I’d give the same advice: hold it while you’re sick and if you’re symptomatic. If you just tested positive but have no symptoms, there may not be a role to hold the therapy. But if you’re symptomatic, certainly hold it while you’re symptomatic. The question is, do we hold it for an extended period of time thereafter? I don’t know the answer, to be honest. We’re getting phone calls every day: “I’m positive. What should I do?” We’re making it up as we go along.

The reality is that we need to lay the benefit-risk of everything and whether it’s continuing treatment. It’s going to depend on which therapy we’re talking about. You mentioned previously that we should hold certain immunotherapies when considering the vaccine. One thing we’ve stumbled upon is that there are certain molecules that, regardless of when you hold it, don’t seem to confer any benefit from the vaccine.
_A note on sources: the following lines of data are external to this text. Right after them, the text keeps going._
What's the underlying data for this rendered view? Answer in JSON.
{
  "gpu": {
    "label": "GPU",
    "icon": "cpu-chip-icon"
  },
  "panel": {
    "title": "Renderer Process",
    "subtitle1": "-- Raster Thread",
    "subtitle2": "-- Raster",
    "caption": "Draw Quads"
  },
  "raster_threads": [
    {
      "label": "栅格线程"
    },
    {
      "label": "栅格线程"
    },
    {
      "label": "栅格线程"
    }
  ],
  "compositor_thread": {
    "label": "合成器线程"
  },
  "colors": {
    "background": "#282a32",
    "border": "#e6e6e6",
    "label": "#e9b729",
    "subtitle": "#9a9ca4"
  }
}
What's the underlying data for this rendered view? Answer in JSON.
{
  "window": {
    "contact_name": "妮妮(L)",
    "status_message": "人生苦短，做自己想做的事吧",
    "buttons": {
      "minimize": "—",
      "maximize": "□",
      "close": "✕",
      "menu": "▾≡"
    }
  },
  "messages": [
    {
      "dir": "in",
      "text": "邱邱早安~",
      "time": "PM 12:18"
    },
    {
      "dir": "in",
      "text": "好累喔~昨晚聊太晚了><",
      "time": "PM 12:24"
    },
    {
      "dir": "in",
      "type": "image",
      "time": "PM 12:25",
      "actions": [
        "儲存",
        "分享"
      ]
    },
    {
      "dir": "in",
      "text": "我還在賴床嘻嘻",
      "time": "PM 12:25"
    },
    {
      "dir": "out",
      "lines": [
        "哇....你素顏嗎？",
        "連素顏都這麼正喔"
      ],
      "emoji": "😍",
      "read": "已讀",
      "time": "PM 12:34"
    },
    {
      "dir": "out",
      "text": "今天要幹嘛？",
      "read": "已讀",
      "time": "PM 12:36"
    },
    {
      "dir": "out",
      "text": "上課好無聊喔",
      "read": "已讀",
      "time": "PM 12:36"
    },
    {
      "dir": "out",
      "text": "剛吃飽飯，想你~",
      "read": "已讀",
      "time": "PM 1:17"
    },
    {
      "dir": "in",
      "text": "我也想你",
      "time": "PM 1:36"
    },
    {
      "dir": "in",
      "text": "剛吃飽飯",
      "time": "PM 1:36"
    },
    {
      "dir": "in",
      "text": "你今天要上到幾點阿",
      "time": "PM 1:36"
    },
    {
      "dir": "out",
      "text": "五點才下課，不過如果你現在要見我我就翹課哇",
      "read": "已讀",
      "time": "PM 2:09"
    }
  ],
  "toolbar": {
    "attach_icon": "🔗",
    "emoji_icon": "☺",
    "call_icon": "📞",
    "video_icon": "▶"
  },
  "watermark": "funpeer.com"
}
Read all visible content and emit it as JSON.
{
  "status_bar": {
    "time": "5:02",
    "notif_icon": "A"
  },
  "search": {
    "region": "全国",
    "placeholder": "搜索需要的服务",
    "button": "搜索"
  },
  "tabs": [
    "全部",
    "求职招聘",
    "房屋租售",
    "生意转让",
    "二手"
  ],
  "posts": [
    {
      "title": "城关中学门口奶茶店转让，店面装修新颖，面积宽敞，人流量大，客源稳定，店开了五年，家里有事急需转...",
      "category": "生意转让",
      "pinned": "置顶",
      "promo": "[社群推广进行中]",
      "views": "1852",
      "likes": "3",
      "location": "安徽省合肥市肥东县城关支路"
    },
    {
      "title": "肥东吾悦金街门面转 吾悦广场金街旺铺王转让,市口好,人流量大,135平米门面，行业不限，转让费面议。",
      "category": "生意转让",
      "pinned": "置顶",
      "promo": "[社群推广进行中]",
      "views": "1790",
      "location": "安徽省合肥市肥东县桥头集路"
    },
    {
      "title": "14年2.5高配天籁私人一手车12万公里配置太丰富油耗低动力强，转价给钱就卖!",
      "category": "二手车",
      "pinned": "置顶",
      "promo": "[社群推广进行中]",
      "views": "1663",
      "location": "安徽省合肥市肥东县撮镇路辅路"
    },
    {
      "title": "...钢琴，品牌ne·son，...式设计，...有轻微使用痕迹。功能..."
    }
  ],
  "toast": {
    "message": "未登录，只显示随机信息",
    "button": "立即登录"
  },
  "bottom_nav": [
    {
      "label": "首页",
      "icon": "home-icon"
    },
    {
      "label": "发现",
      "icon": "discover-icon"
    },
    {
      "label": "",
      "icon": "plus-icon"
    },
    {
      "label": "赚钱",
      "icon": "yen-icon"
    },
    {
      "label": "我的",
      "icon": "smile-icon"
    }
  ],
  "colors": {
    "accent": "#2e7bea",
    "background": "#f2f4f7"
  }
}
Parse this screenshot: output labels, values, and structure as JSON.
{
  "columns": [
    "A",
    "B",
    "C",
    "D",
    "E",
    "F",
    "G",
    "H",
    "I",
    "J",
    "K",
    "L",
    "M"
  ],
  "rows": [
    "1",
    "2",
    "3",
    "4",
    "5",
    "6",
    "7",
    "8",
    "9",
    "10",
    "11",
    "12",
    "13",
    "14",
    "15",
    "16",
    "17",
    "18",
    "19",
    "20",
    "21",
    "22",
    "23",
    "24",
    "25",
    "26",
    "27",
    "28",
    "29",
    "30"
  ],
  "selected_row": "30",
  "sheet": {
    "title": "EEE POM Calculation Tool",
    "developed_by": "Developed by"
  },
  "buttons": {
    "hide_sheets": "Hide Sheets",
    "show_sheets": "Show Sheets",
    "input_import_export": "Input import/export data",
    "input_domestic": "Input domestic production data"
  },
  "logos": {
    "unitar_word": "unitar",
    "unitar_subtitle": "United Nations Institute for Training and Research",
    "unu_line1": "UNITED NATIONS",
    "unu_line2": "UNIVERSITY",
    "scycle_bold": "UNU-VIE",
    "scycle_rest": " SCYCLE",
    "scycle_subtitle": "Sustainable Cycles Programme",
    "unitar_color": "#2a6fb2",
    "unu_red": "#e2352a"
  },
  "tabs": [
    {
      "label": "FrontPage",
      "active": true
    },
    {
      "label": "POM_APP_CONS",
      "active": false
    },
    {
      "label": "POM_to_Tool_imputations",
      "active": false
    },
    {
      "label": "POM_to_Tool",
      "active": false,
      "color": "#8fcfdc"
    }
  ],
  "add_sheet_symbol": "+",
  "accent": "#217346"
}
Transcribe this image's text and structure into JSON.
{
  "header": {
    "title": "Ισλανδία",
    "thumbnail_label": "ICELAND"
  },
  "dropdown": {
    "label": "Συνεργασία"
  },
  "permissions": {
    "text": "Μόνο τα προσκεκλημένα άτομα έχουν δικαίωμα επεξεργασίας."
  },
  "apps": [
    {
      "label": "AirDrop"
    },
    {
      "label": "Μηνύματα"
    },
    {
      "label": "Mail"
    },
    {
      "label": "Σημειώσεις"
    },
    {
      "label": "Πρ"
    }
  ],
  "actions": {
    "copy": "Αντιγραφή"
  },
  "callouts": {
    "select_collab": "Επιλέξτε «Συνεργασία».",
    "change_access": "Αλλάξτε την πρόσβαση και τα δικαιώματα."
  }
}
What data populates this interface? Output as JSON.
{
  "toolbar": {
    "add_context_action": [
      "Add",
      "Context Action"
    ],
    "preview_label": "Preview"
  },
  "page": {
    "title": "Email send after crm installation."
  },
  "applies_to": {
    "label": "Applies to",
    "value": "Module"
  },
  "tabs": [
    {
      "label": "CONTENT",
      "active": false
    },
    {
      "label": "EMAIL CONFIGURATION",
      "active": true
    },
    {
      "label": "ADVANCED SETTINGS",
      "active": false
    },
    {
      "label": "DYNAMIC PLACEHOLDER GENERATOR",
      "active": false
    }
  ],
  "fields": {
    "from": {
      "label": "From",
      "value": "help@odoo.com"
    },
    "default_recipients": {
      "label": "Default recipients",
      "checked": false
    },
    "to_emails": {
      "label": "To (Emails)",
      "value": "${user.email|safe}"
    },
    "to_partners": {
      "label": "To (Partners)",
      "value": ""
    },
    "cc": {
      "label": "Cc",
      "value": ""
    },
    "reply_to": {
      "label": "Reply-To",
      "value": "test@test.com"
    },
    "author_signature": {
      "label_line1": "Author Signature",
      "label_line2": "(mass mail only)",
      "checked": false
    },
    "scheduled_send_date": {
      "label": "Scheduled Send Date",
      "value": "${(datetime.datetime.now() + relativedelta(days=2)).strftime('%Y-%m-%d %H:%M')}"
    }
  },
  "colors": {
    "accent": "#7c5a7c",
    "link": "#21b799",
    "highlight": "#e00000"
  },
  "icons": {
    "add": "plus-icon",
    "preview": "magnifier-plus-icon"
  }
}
Ultimately we need to start further defining and taking it on case by case, depending on what therapies they’re on as we get more data. I’m hoping our study better solidifies this, rather than the dabbling we’ve been doing over the last several months.

John Tesser, MD: My own take on this has been evolving. As we were well into the delta surge and knowing how deadly delta could be, we had good antibody therapies for the delta. So I informed my patients that if they developed symptoms that could possibly be related to COVID-19, [then they should] get tested. And if they were positive, [I told them to] immediately contact 1 of the hospital systems, urgent care, or emergency departments to determine whether they should receive the antibody therapies, which were obviously very effective—both the Lilly and the Regeneron antibody therapies. Then omicron came around. As we’ve learned, it has been far more infectious but not quite as deadly. Unfortunately, the Lilly and Regeneron products don’t work against omicron.

There’s this notion of telling them to immediately get tested and go to a facility, but what are they going to give them unless they’re getting very sick? The GSK [GlaxoSmithKline] antibody is coming into play, and we have the 2 approved pills by Pfizer and Merck, but we don’t have much of them available. I don’t know how much is available or how much isn’t. I’m still taking the same tack and telling my patients they have autoimmune diseases, so they’re immunodeficient and immunocompromised. If they’re on these agents, it’s probably best to contact these services to take them through whatever options are available. Unfortunately, our hospital systems are getting overloaded, but that’s a different story.

I have a comment about the vaccine itself. We can say with some evidence, particularly for our patients with rheumatoid arthritis, that in general the vaccines haven’t been flaring their disease. It’s not a blanket statement for every patient, and I’ve had several patients who’ve flared. Maybe you have too, Nehad and Jen [Simpson]. Nonetheless, although they might flare, they’re still advised to get vaccinated because they probably won’t. I just wanted to throw that in.

Nehad Soloman, MD: The other aspect is when weighing the decision about vaccinating or rolling the dice and get the virus, a month ago I would have said, “Getting the virus probably has much more deleterious effects than the potential flare that you’re concerned about or potential adverse effects compared with getting the virus.”

John Tesser, MD: I want to take a slight step back to COVID-19 and talk about the individual callout of rituximab and the real challenge we have with that drug, which removes circulating B cells that are very important in terms of their maturation to plasma cells and antibody production. This is a very bad time to be using a B-cell–depleting drug in the era of a viral pandemic. Vaccination in patients who can’t make antibodies is a very problematic exercise. We’re very much aware of this, but I wanted to bring it out for the audience’s understanding. We try to work around it. We try to vaccinate at the end of a cycle. You don’t know if that’s going to work either, so maybe don’t use rituximab in some patients if you have other alternatives. But in some diseases, like vasculitis, there are no other alternatives that are good ones.

This transcript has been edited for clarity.